Un nombre croissant d’institutions et d’acteurs du développement s’intéressent au déploiement de solutions d’intelligence artificielle (IA) en faveur de l’atteinte des Objectifs de développement durable (ODD) des Nations unies. Dernier exemple en date : la table ronde organisée au rendez-vous annuel des banques publiques de développement, le sommet Finance en commun, du 4 au 6 septembre à Carthagène (Colombie), sur le thème de l’analyse de données et l’IA au service de l’impact des projets de développement.
Mais nous n’en sommes qu’au début. « L’incursion de l’intelligence artificielle dans le développement, c’est un tsunami qui s’annonce, s’enthousiasme Régis Marodon, économiste et conseiller finance durable à l’AFD. C’est une nouvelle frontière, quelque chose qui peut changer de façon assez radicale notre façon de travailler, à la manière de l’arrivée des ordinateurs dans nos bureaux. Nous pourrons concentrer notre expertise sur les impacts et les relations avec nos partenaires. »
Avec les nouvelles méthodes rendues possibles par les récents progrès en la matière, il est désormais possible d’analyser de grandes quantités de données de façon instantanée, sécurisée, normalisée, fiable et vérifiable sur les financements du développement.

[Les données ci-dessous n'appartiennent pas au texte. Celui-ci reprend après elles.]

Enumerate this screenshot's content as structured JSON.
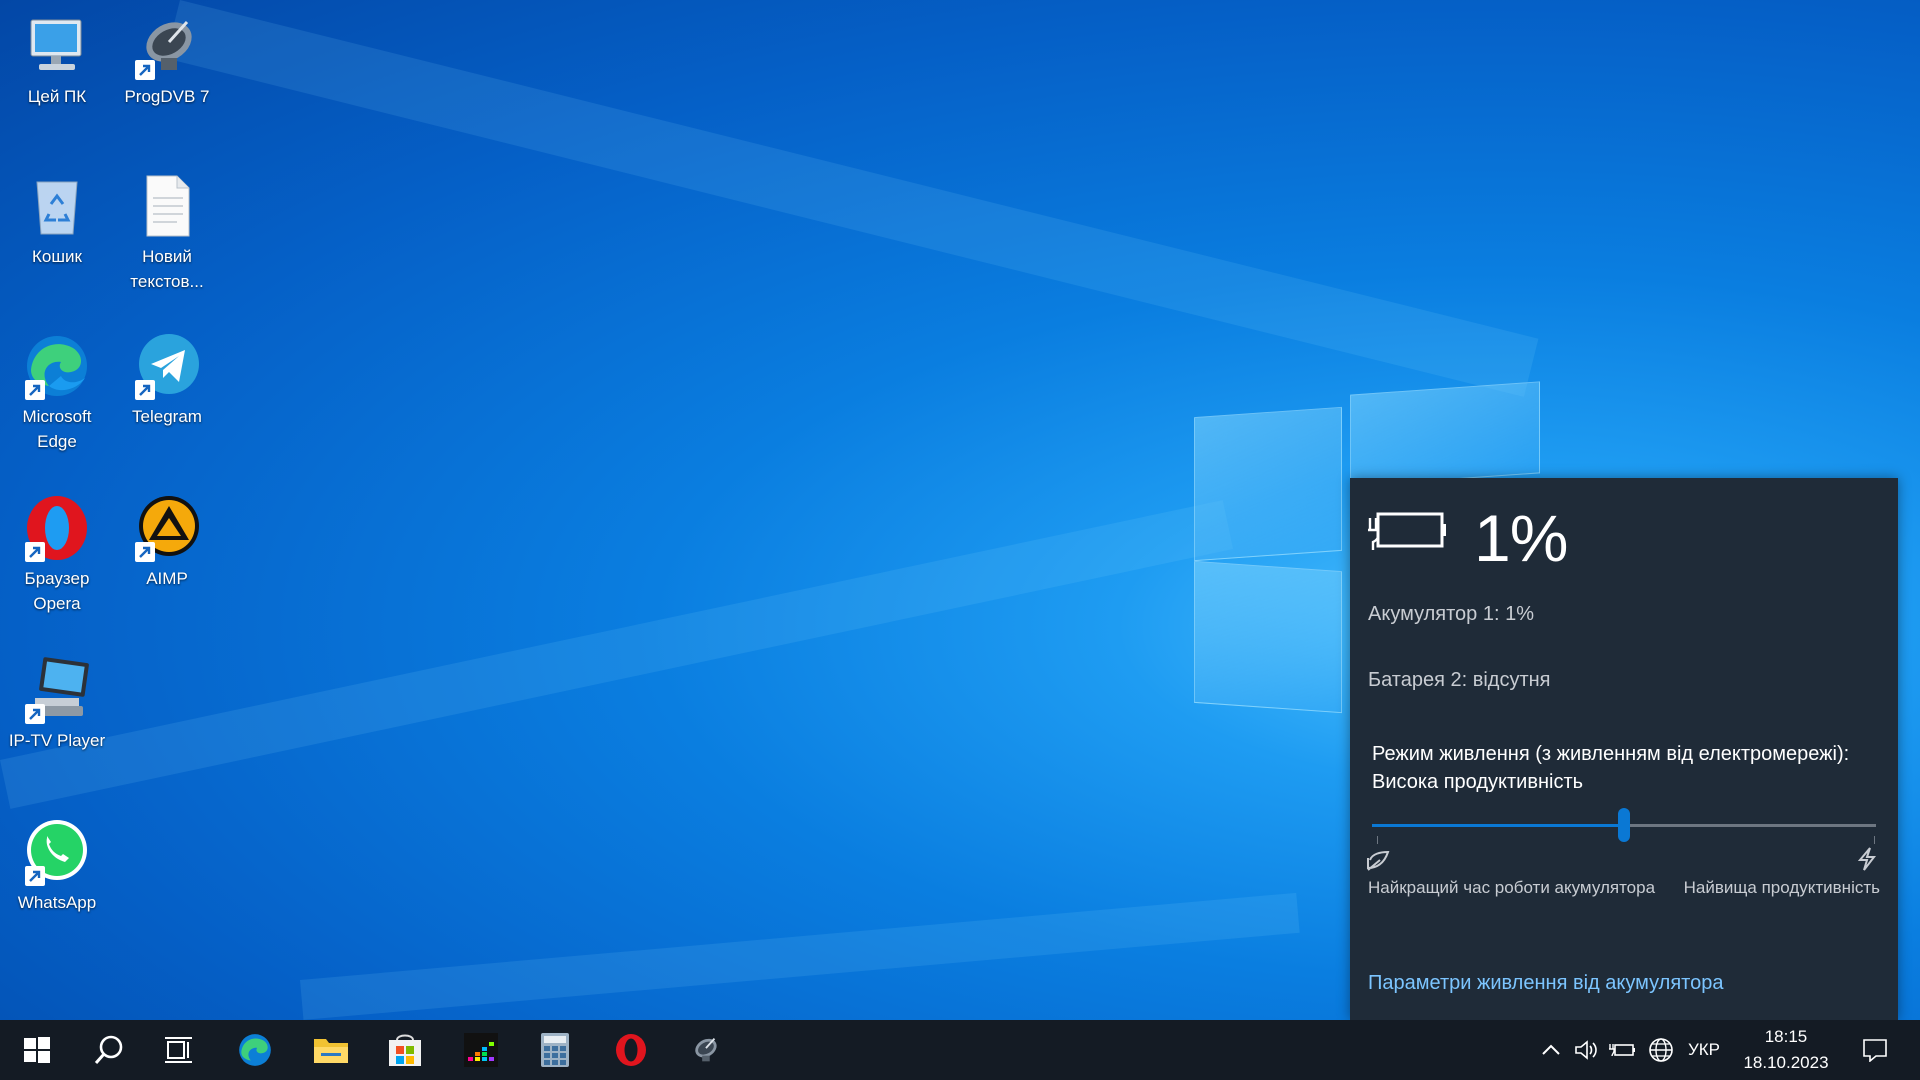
{
  "desktop": {
    "icons": [
      {
        "label": "Цей ПК",
        "icon": "this-pc-icon"
      },
      {
        "label": "ProgDVB 7",
        "icon": "progdvb-icon"
      },
      {
        "label": "Кошик",
        "icon": "recycle-bin-icon"
      },
      {
        "label": "Новий текстов...",
        "icon": "text-document-icon"
      },
      {
        "label": "Microsoft Edge",
        "icon": "edge-icon"
      },
      {
        "label": "Telegram",
        "icon": "telegram-icon"
      },
      {
        "label": "Браузер Opera",
        "icon": "opera-icon"
      },
      {
        "label": "AIMP",
        "icon": "aimp-icon"
      },
      {
        "label": "IP-TV Player",
        "icon": "iptv-player-icon"
      },
      {
        "label": "WhatsApp",
        "icon": "whatsapp-icon"
      }
    ]
  },
  "battery_flyout": {
    "percent": "1%",
    "battery1": "Акумулятор 1: 1%",
    "battery2": "Батарея 2: відсутня",
    "mode_line1": "Режим живлення (з живленням від електромережі):",
    "mode_line2": "Висока продуктивність",
    "slider_value_fraction": 0.5,
    "left_label": "Найкращий час роботи акумулятора",
    "right_label": "Найвища продуктивність",
    "settings_link": "Параметри живлення від акумулятора",
    "accent_color": "#0a78d4",
    "link_color": "#7cc5ff"
  },
  "taskbar": {
    "apps": [
      "start-icon",
      "search-icon",
      "task-view-icon",
      "edge-icon",
      "file-explorer-icon",
      "store-icon",
      "deezer-icon",
      "calculator-icon",
      "opera-icon",
      "progdvb-icon"
    ],
    "language": "УКР",
    "time": "18:15",
    "date": "18.10.2023"
  }
}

« Ces systèmes ont été développés à l’origine par Facebook et Instagram pour contextualiser des textes, comprendre ce que les utilisateurs aiment ou n’aiment pas, et générer des publicités ciblées. Pourquoi ne s’en servirait-on pas pour travailler les questions complexes de développement durable ? », interroge Régis Marodon.

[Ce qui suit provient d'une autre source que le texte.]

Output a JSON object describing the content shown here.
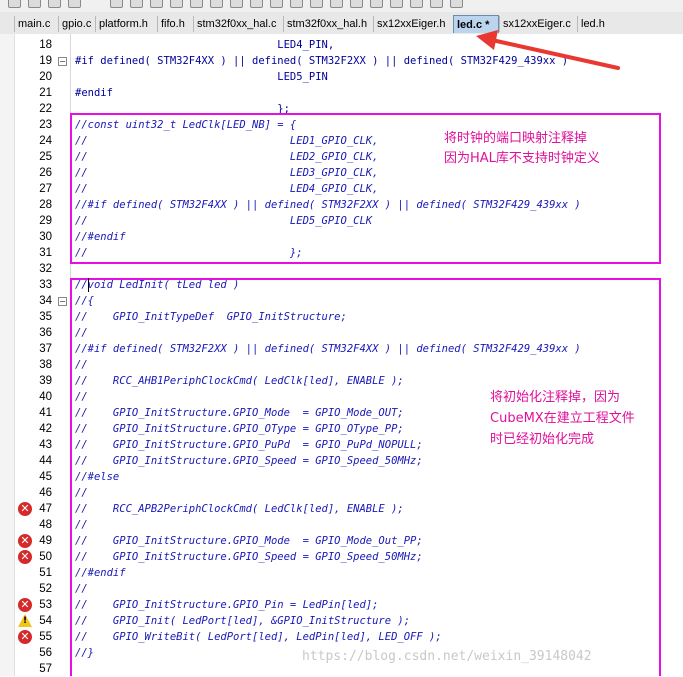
{
  "tabs": [
    {
      "label": "main.c",
      "active": false
    },
    {
      "label": "gpio.c",
      "active": false
    },
    {
      "label": "platform.h",
      "active": false
    },
    {
      "label": "fifo.h",
      "active": false
    },
    {
      "label": "stm32f0xx_hal.c",
      "active": false
    },
    {
      "label": "stm32f0xx_hal.h",
      "active": false
    },
    {
      "label": "sx12xxEiger.h",
      "active": false
    },
    {
      "label": "led.c *",
      "active": true
    },
    {
      "label": "sx12xxEiger.c",
      "active": false
    },
    {
      "label": "led.h",
      "active": false
    }
  ],
  "lines": [
    {
      "num": "18",
      "text": "                                LED4_PIN,",
      "comment": false,
      "marker": "",
      "fold": ""
    },
    {
      "num": "19",
      "text": "#if defined( STM32F4XX ) || defined( STM32F2XX ) || defined( STM32F429_439xx )",
      "comment": false,
      "marker": "",
      "fold": "-"
    },
    {
      "num": "20",
      "text": "                                LED5_PIN",
      "comment": false,
      "marker": "",
      "fold": ""
    },
    {
      "num": "21",
      "text": "#endif",
      "comment": false,
      "marker": "",
      "fold": ""
    },
    {
      "num": "22",
      "text": "                                };",
      "comment": false,
      "marker": "",
      "fold": ""
    },
    {
      "num": "23",
      "text": "//const uint32_t LedClk[LED_NB] = {",
      "comment": true,
      "marker": "",
      "fold": ""
    },
    {
      "num": "24",
      "text": "//                                LED1_GPIO_CLK,",
      "comment": true,
      "marker": "",
      "fold": ""
    },
    {
      "num": "25",
      "text": "//                                LED2_GPIO_CLK,",
      "comment": true,
      "marker": "",
      "fold": ""
    },
    {
      "num": "26",
      "text": "//                                LED3_GPIO_CLK,",
      "comment": true,
      "marker": "",
      "fold": ""
    },
    {
      "num": "27",
      "text": "//                                LED4_GPIO_CLK,",
      "comment": true,
      "marker": "",
      "fold": ""
    },
    {
      "num": "28",
      "text": "//#if defined( STM32F4XX ) || defined( STM32F2XX ) || defined( STM32F429_439xx )",
      "comment": true,
      "marker": "",
      "fold": ""
    },
    {
      "num": "29",
      "text": "//                                LED5_GPIO_CLK",
      "comment": true,
      "marker": "",
      "fold": ""
    },
    {
      "num": "30",
      "text": "//#endif",
      "comment": true,
      "marker": "",
      "fold": ""
    },
    {
      "num": "31",
      "text": "//                                };",
      "comment": true,
      "marker": "",
      "fold": ""
    },
    {
      "num": "32",
      "text": "",
      "comment": false,
      "marker": "",
      "fold": ""
    },
    {
      "num": "33",
      "text": "//void LedInit( tLed led )",
      "comment": true,
      "marker": "",
      "fold": ""
    },
    {
      "num": "34",
      "text": "//{",
      "comment": true,
      "marker": "",
      "fold": "-"
    },
    {
      "num": "35",
      "text": "//    GPIO_InitTypeDef  GPIO_InitStructure;",
      "comment": true,
      "marker": "",
      "fold": ""
    },
    {
      "num": "36",
      "text": "//",
      "comment": true,
      "marker": "",
      "fold": ""
    },
    {
      "num": "37",
      "text": "//#if defined( STM32F2XX ) || defined( STM32F4XX ) || defined( STM32F429_439xx )",
      "comment": true,
      "marker": "",
      "fold": ""
    },
    {
      "num": "38",
      "text": "//",
      "comment": true,
      "marker": "",
      "fold": ""
    },
    {
      "num": "39",
      "text": "//    RCC_AHB1PeriphClockCmd( LedClk[led], ENABLE );",
      "comment": true,
      "marker": "",
      "fold": ""
    },
    {
      "num": "40",
      "text": "//",
      "comment": true,
      "marker": "",
      "fold": ""
    },
    {
      "num": "41",
      "text": "//    GPIO_InitStructure.GPIO_Mode  = GPIO_Mode_OUT;",
      "comment": true,
      "marker": "",
      "fold": ""
    },
    {
      "num": "42",
      "text": "//    GPIO_InitStructure.GPIO_OType = GPIO_OType_PP;",
      "comment": true,
      "marker": "",
      "fold": ""
    },
    {
      "num": "43",
      "text": "//    GPIO_InitStructure.GPIO_PuPd  = GPIO_PuPd_NOPULL;",
      "comment": true,
      "marker": "",
      "fold": ""
    },
    {
      "num": "44",
      "text": "//    GPIO_InitStructure.GPIO_Speed = GPIO_Speed_50MHz;",
      "comment": true,
      "marker": "",
      "fold": ""
    },
    {
      "num": "45",
      "text": "//#else",
      "comment": true,
      "marker": "",
      "fold": ""
    },
    {
      "num": "46",
      "text": "//",
      "comment": true,
      "marker": "",
      "fold": ""
    },
    {
      "num": "47",
      "text": "//    RCC_APB2PeriphClockCmd( LedClk[led], ENABLE );",
      "comment": true,
      "marker": "error",
      "fold": ""
    },
    {
      "num": "48",
      "text": "//",
      "comment": true,
      "marker": "",
      "fold": ""
    },
    {
      "num": "49",
      "text": "//    GPIO_InitStructure.GPIO_Mode  = GPIO_Mode_Out_PP;",
      "comment": true,
      "marker": "error",
      "fold": ""
    },
    {
      "num": "50",
      "text": "//    GPIO_InitStructure.GPIO_Speed = GPIO_Speed_50MHz;",
      "comment": true,
      "marker": "error",
      "fold": ""
    },
    {
      "num": "51",
      "text": "//#endif",
      "comment": true,
      "marker": "",
      "fold": ""
    },
    {
      "num": "52",
      "text": "//",
      "comment": true,
      "marker": "",
      "fold": ""
    },
    {
      "num": "53",
      "text": "//    GPIO_InitStructure.GPIO_Pin = LedPin[led];",
      "comment": true,
      "marker": "error",
      "fold": ""
    },
    {
      "num": "54",
      "text": "//    GPIO_Init( LedPort[led], &GPIO_InitStructure );",
      "comment": true,
      "marker": "warning",
      "fold": ""
    },
    {
      "num": "55",
      "text": "//    GPIO_WriteBit( LedPort[led], LedPin[led], LED_OFF );",
      "comment": true,
      "marker": "error",
      "fold": ""
    },
    {
      "num": "56",
      "text": "//}",
      "comment": true,
      "marker": "",
      "fold": ""
    },
    {
      "num": "57",
      "text": "",
      "comment": false,
      "marker": "",
      "fold": ""
    }
  ],
  "annotations": {
    "note1_line1": "将时钟的端口映射注释掉",
    "note1_line2": "因为HAL库不支持时钟定义",
    "note2_line1": "将初始化注释掉，因为",
    "note2_line2": "CubeMX在建立工程文件",
    "note2_line3": "时已经初始化完成"
  },
  "watermark": "https://blog.csdn.net/weixin_39148042",
  "colors": {
    "annotation": "#e60fe6",
    "annotation_text": "#e0109a",
    "code_keyword": "#00009a",
    "arrow": "#e8382f"
  }
}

Un nouvel outil avec le Prospecteur ODD
Le suivi des Objectifs de développement durable se fait aujourd’hui encore bien souvent manuellement sur la base de données déclaratives. « Cette approche présente naturellement des limites : le suivi n’est pas systématique, peut être subjectif, et la méthodologie employée n’est pas nécessairement la même d’une institution à une autre », souligne Adeline Laulanié, data officer à l’Agence française de développement.
Au sein du groupe AFD, un nouvel outil vient d’être conçu pour mesurer la référence aux ODD de n’importe quel type de document : le Prospecteur ODD. Présenté en juin, celui-ci se base sur un modèle de langage développé par Facebook qui lui permet de ne pas seulement relever des mots-clés mais de contextualiser des phrases pour analyser plus finement les documents qui lui sont soumis.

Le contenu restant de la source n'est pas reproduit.